A consistent derivation of soil stiffness from elastic wave speeds

TL;DR

This paper derives soil wave speeds from hyperelastic and hypoelastic models, providing a consistent link between elastic wave speeds and soil stiffness that accounts for pressure, density, and shear effects, aligning with empirical relations.

Contribution

It introduces a unified derivation of soil wave speeds from hyperelastic and hypoelastic models, bridging the gap between analytical formulas and empirical stiffness relations.

Findings

Hyperelastic models predict changes in wave speed ratios under shear.

Analytical solutions converge to empirical relations under isotropic compression.

The approach can incorporate additional soil state variables.

Abstract

Elastic wave speeds are fundamental in geomechanics and have historically been described by an analytic formula that assumes linearly elastic solid medium. Empirical relations stemming from this assumption were used to determine nonlinearly elastic stiffness relations that depend on pressure, density, and other state variables. Evidently, this approach introduces a mathematical and physical disconnect between the derivation of the analytical wave speed (and thus stiffness) and the empirically generated stiffness constants. In our study, we derive wave speeds for energy-conserving (hyperelastic) and non-energy-conserving (hypoelastic) constitutive models that have a general dependence on pressure and density. Under isotropic compression states, the analytical solutions for both models converge to previously documented empirical relations. Conversely, in the presence of shear, hyperelasticity predicts changes in the longitudinal and transverse wave speed ratio.

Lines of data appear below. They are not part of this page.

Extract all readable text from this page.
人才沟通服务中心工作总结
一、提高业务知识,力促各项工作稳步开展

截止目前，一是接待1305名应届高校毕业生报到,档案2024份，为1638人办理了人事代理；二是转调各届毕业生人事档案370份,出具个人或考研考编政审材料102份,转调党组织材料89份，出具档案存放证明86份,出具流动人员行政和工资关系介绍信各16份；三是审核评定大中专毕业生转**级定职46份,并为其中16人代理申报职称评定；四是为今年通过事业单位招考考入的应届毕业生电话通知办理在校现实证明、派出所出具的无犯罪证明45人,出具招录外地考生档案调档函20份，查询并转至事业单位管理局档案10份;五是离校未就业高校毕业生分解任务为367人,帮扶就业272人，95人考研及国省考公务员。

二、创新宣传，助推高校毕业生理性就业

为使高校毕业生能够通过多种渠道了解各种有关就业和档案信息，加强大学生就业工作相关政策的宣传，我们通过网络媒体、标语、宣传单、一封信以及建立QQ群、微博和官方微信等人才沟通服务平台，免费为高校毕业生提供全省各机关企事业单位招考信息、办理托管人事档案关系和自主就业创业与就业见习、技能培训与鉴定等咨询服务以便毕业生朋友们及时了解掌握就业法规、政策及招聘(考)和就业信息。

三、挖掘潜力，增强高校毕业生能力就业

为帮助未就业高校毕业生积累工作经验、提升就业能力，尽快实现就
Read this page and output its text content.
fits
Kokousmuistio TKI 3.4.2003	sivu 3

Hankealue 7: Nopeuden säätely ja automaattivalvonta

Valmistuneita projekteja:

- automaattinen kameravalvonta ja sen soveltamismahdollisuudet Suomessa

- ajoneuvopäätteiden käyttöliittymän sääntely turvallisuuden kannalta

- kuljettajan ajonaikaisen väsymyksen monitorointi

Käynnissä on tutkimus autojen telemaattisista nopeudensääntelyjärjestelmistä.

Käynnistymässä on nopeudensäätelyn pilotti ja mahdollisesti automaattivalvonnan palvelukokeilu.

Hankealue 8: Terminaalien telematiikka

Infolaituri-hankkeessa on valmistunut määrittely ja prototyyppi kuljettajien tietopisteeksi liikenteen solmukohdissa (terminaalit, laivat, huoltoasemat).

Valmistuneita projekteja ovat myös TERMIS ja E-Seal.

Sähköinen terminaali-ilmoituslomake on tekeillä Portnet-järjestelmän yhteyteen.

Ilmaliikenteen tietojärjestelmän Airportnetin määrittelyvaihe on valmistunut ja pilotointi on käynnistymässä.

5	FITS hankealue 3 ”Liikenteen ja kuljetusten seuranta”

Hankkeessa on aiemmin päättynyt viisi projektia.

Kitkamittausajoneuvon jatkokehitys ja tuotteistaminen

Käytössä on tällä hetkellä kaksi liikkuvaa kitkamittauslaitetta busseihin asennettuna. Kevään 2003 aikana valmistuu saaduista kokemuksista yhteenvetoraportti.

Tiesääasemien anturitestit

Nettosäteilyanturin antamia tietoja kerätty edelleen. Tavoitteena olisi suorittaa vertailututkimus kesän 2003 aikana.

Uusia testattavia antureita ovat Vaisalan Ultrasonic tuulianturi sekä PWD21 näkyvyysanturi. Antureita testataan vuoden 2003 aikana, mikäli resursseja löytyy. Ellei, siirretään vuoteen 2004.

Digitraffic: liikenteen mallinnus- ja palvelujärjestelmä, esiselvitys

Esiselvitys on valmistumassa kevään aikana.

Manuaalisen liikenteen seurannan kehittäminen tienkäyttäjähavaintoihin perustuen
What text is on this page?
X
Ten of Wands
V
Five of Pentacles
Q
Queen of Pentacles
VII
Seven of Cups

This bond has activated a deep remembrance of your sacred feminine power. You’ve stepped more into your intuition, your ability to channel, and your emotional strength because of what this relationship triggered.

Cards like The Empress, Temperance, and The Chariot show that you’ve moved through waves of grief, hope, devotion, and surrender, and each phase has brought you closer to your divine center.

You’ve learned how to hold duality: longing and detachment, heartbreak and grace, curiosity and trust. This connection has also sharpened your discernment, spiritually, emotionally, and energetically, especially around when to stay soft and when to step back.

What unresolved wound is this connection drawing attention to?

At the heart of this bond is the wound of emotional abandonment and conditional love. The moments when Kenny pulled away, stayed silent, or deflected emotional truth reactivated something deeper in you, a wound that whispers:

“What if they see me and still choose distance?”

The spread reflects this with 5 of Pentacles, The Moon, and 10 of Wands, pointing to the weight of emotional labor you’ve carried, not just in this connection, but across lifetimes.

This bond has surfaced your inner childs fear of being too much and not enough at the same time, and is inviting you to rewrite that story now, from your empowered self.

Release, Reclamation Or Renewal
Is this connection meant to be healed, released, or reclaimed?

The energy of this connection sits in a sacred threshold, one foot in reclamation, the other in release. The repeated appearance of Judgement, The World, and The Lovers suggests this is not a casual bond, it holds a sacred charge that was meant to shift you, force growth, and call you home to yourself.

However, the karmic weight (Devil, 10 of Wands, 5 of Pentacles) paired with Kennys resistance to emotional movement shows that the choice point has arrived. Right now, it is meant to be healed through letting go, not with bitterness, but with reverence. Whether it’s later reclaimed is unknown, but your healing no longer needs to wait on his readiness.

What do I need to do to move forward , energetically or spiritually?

This prediction arises from terms that ensure energy conservation in the hyperelastic model, without needing fabric to predict such an evolution, as was sometimes assumed in previous investigations. Such insights from hyperelasticity could explain the previously unaccounted-for evolution of longitudinal wave speeds in oedometric compression. Finally, the procedure used herein is general and could be extended to account for other relevant state variables of soils, such as grain-size, grain-shape, or saturation.